Byłem chroniony, procesor kupiony 14 kwietnia, trochę trwało zanim skompletowałem wszystko. Nie miałem podstaw sądzić, że coś może być nie tak, właśnie z uwagi na to jak są pakowane cpu, a tu psikus.
Szczerze to gdybym miał możliwość najchętniej zwróciłbym zarówno procesor jak i mobo i zapolował na coś na intelowskim 14+++++++++++
Tam przynajmniej takich cyrków nie ma, a i wydajność cokolwiek lepsza. Już pal licho ten pobór energii.
Najzabawniejsze, że te odkształcenia ciężko w ogóle uchwycić bez odpowiedniego zooma, kąta i oświetlenia. To jest naprawdę niewielkie, ale jak widać tyle wystarczy.

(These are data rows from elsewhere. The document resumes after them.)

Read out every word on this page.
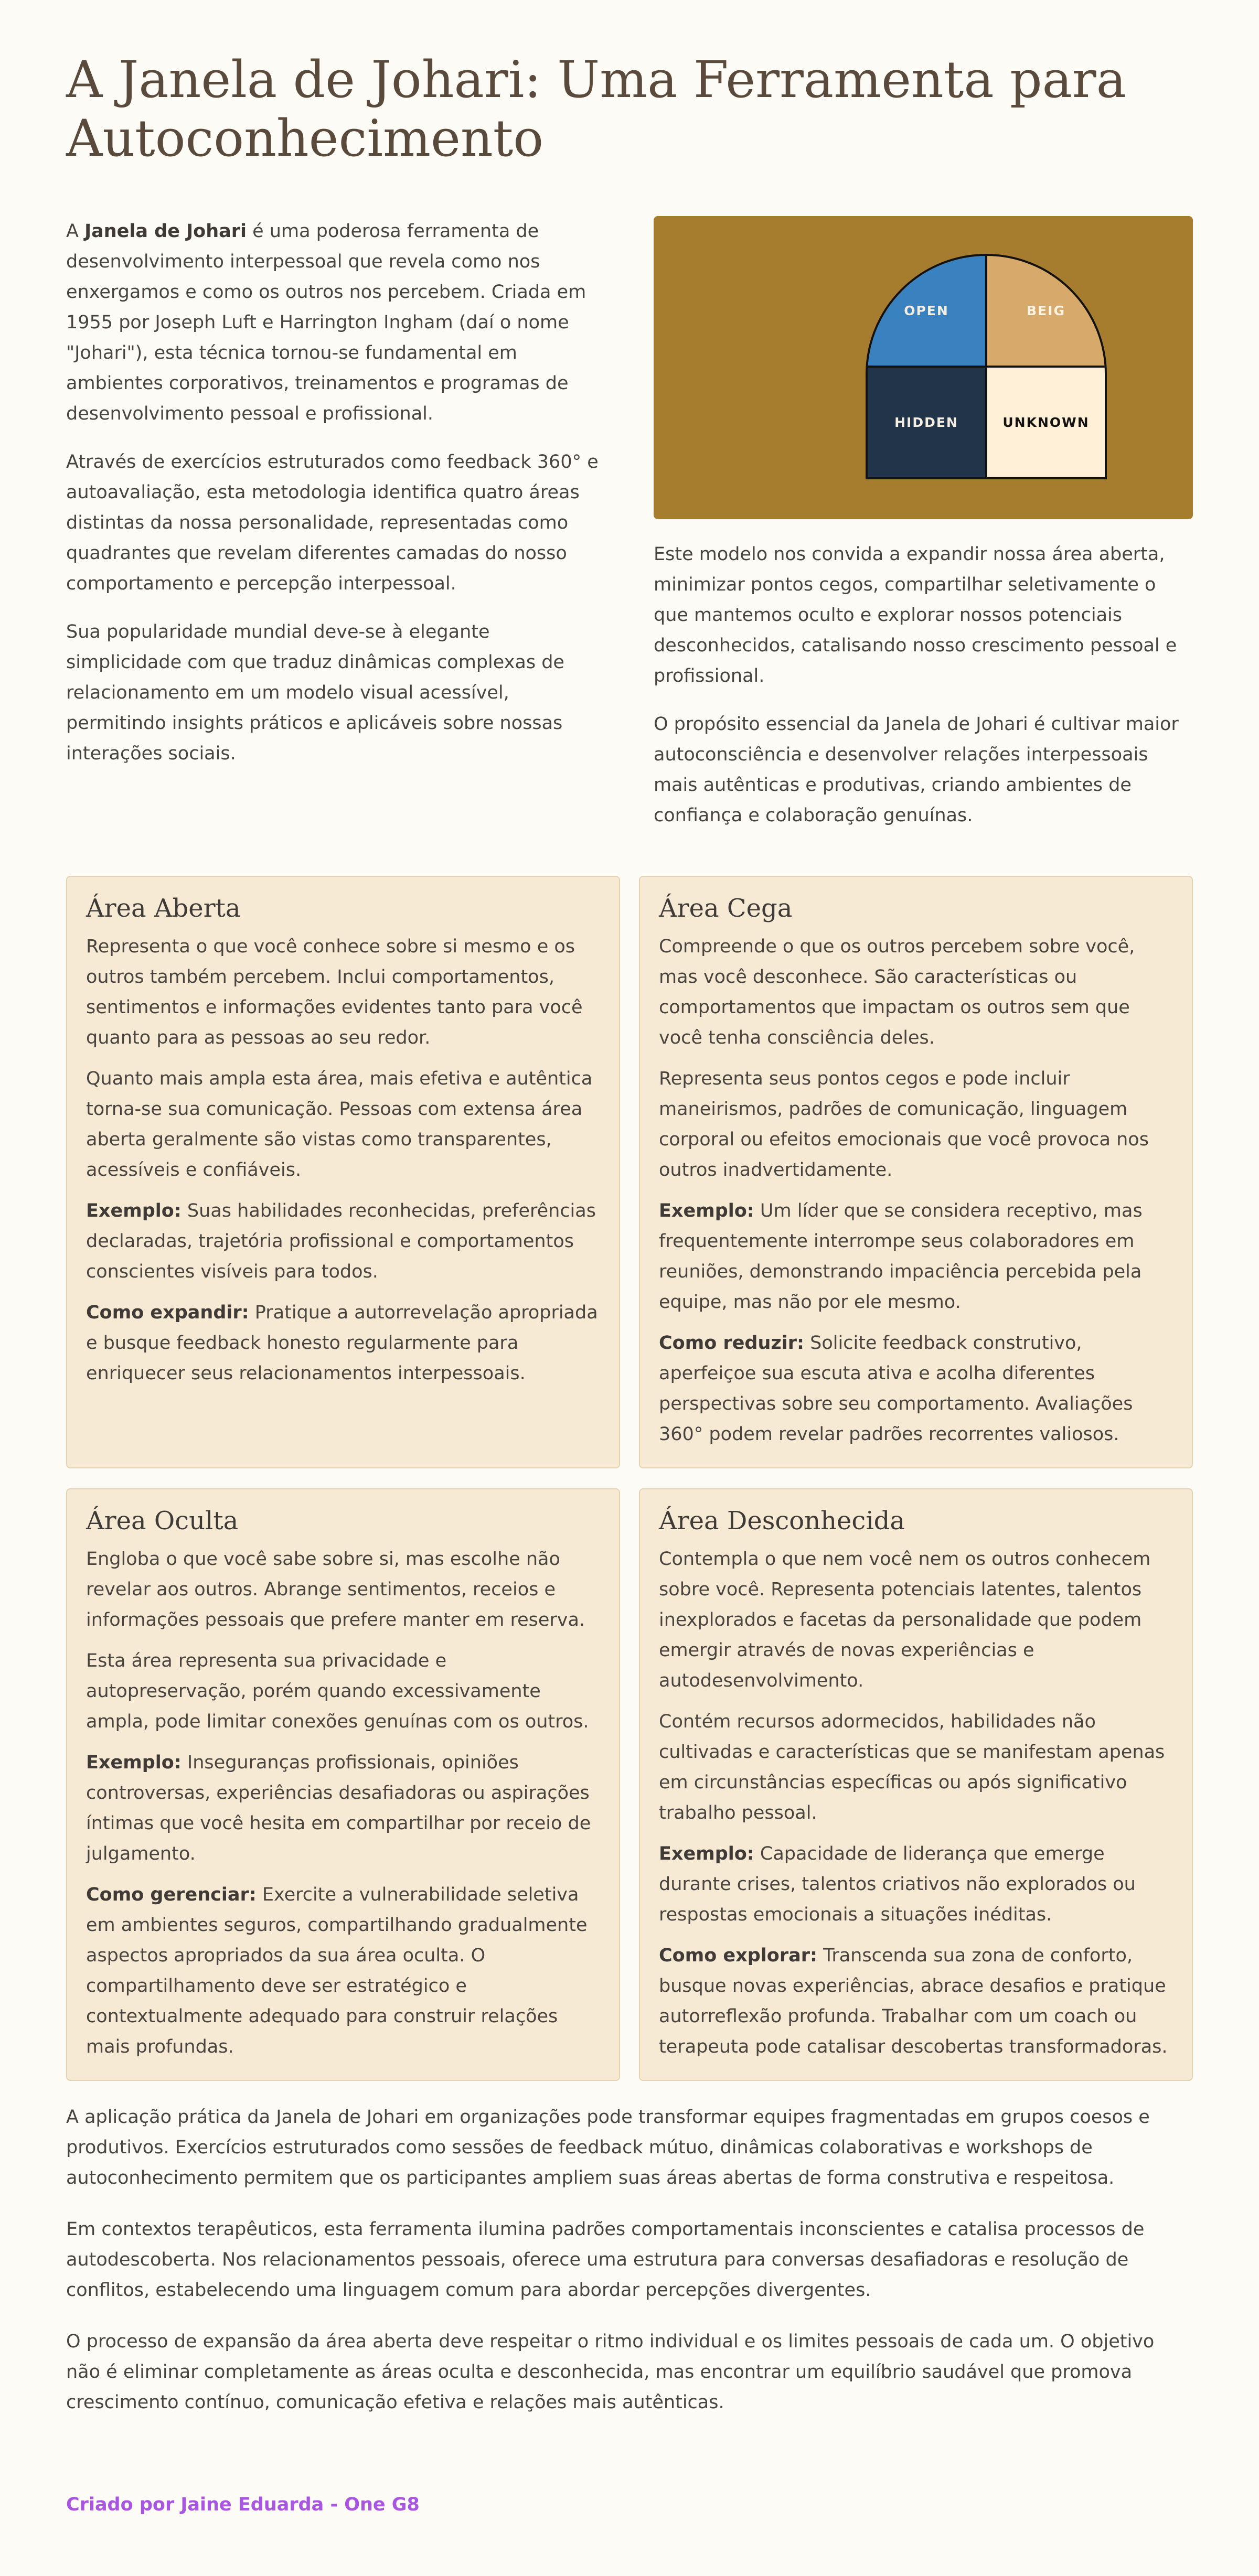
A Janela de Johari: Uma Ferramenta para Autoconhecimento

A Janela de Johari é uma poderosa ferramenta de desenvolvimento interpessoal que revela como nos enxergamos e como os outros nos percebem. Criada em 1955 por Joseph Luft e Harrington Ingham (daí o nome "Johari"), esta técnica tornou-se fundamental em ambientes corporativos, treinamentos e programas de desenvolvimento pessoal e profissional.

Através de exercícios estruturados como feedback 360° e autoavaliação, esta metodologia identifica quatro áreas distintas da nossa personalidade, representadas como quadrantes que revelam diferentes camadas do nosso comportamento e percepção interpessoal.

Sua popularidade mundial deve-se à elegante simplicidade com que traduz dinâmicas complexas de relacionamento em um modelo visual acessível, permitindo insights práticos e aplicáveis sobre nossas interações sociais.

OPEN	BEIG
HIDDEN	UNKNOWN

Este modelo nos convida a expandir nossa área aberta, minimizar pontos cegos, compartilhar seletivamente o que mantemos oculto e explorar nossos potenciais desconhecidos, catalisando nosso crescimento pessoal e profissional.

O propósito essencial da Janela de Johari é cultivar maior autoconsciência e desenvolver relações interpessoais mais autênticas e produtivas, criando ambientes de confiança e colaboração genuínas.

Área Aberta

Representa o que você conhece sobre si mesmo e os outros também percebem. Inclui comportamentos, sentimentos e informações evidentes tanto para você quanto para as pessoas ao seu redor.

Quanto mais ampla esta área, mais efetiva e autêntica torna-se sua comunicação. Pessoas com extensa área aberta geralmente são vistas como transparentes, acessíveis e confiáveis.

Exemplo: Suas habilidades reconhecidas, preferências declaradas, trajetória profissional e comportamentos conscientes visíveis para todos.

Como expandir: Pratique a autorrevelação apropriada e busque feedback honesto regularmente para enriquecer seus relacionamentos interpessoais.

Área Cega

Compreende o que os outros percebem sobre você, mas você desconhece. São características ou comportamentos que impactam os outros sem que você tenha consciência deles.

Representa seus pontos cegos e pode incluir maneirismos, padrões de comunicação, linguagem corporal ou efeitos emocionais que você provoca nos outros inadvertidamente.

Exemplo: Um líder que se considera receptivo, mas frequentemente interrompe seus colaboradores em reuniões, demonstrando impaciência percebida pela equipe, mas não por ele mesmo.

Como reduzir: Solicite feedback construtivo, aperfeiçoe sua escuta ativa e acolha diferentes perspectivas sobre seu comportamento. Avaliações 360° podem revelar padrões recorrentes valiosos.

Área Oculta

Engloba o que você sabe sobre si, mas escolhe não revelar aos outros. Abrange sentimentos, receios e informações pessoais que prefere manter em reserva.

Esta área representa sua privacidade e autopreservação, porém quando excessivamente ampla, pode limitar conexões genuínas com os outros.

Exemplo: Inseguranças profissionais, opiniões controversas, experiências desafiadoras ou aspirações íntimas que você hesita em compartilhar por receio de julgamento.

Como gerenciar: Exercite a vulnerabilidade seletiva em ambientes seguros, compartilhando gradualmente aspectos apropriados da sua área oculta. O compartilhamento deve ser estratégico e contextualmente adequado para construir relações mais profundas.

Área Desconhecida

Contempla o que nem você nem os outros conhecem sobre você. Representa potenciais latentes, talentos inexplorados e facetas da personalidade que podem emergir através de novas experiências e autodesenvolvimento.

Contém recursos adormecidos, habilidades não cultivadas e características que se manifestam apenas em circunstâncias específicas ou após significativo trabalho pessoal.

Exemplo: Capacidade de liderança que emerge durante crises, talentos criativos não explorados ou respostas emocionais a situações inéditas.

Como explorar: Transcenda sua zona de conforto, busque novas experiências, abrace desafios e pratique autorreflexão profunda. Trabalhar com um coach ou terapeuta pode catalisar descobertas transformadoras.

A aplicação prática da Janela de Johari em organizações pode transformar equipes fragmentadas em grupos coesos e produtivos. Exercícios estruturados como sessões de feedback mútuo, dinâmicas colaborativas e workshops de autoconhecimento permitem que os participantes ampliem suas áreas abertas de forma construtiva e respeitosa.

Em contextos terapêuticos, esta ferramenta ilumina padrões comportamentais inconscientes e catalisa processos de autodescoberta. Nos relacionamentos pessoais, oferece uma estrutura para conversas desafiadoras e resolução de conflitos, estabelecendo uma linguagem comum para abordar percepções divergentes.

O processo de expansão da área aberta deve respeitar o ritmo individual e os limites pessoais de cada um. O objetivo não é eliminar completamente as áreas oculta e desconhecida, mas encontrar um equilíbrio saudável que promova crescimento contínuo, comunicação efetiva e relações mais autênticas.

Criado por Jaine Eduarda - One G8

I tak zwracając w ciągu 14 dni bez przyczyny, kiedy piny byłyby krzywe, mógłbyś narazić się na to, że sklep zarzuci Ci uszkodzenie towaru. Trzeba im to zgłosić i liczyć, że uznają reklamację, bo z tego co czytałem, kiedy u mnie były krzywe piny, to zwykle uznają to jako winę użytkownika i elo. Moja sytuacja była zgoła inna, bo jestem pewien, że wina leżała po mojej stronie. Kiedy instalowałem intela na płytę główną, by sprawdzić, czy działa, elegancko banglało, odłożyłem na półkę i czekałem na resztę części. Po złożeniu drugi raz przestało działać, okazało się, że pokrzywiły się piny w sockecie płyty. Wziąłem IGŁĘ za radą kogoś z forum i zacząłem je prostować, szalenie się cieszyłem, że się udało. Ale wyglądały na znacznie cieńsze i łatwiejsze w prostowaniu niż Twoje, Twoje są dość grube na moje oko. I podzielam zdanie Lexora, wyraźnie widzę trzy krzywe piny z brzegu na zdjęciu, lewy dolny róg. Jeżeli jesteś pewien swoich dłoni i oka, to polecam spróbować z jednym, tym najmniej krzywym, a jeśli nie, to może ktoś znajomy się podejmie ryzyka.
A generalnie to te piny są okropne. Byłem delikatny i uważny, a i tak się coś skrzywiło. Strasznie to antykonsumenckie (chociaż może tak musi być, nie jestem specem od krzemu).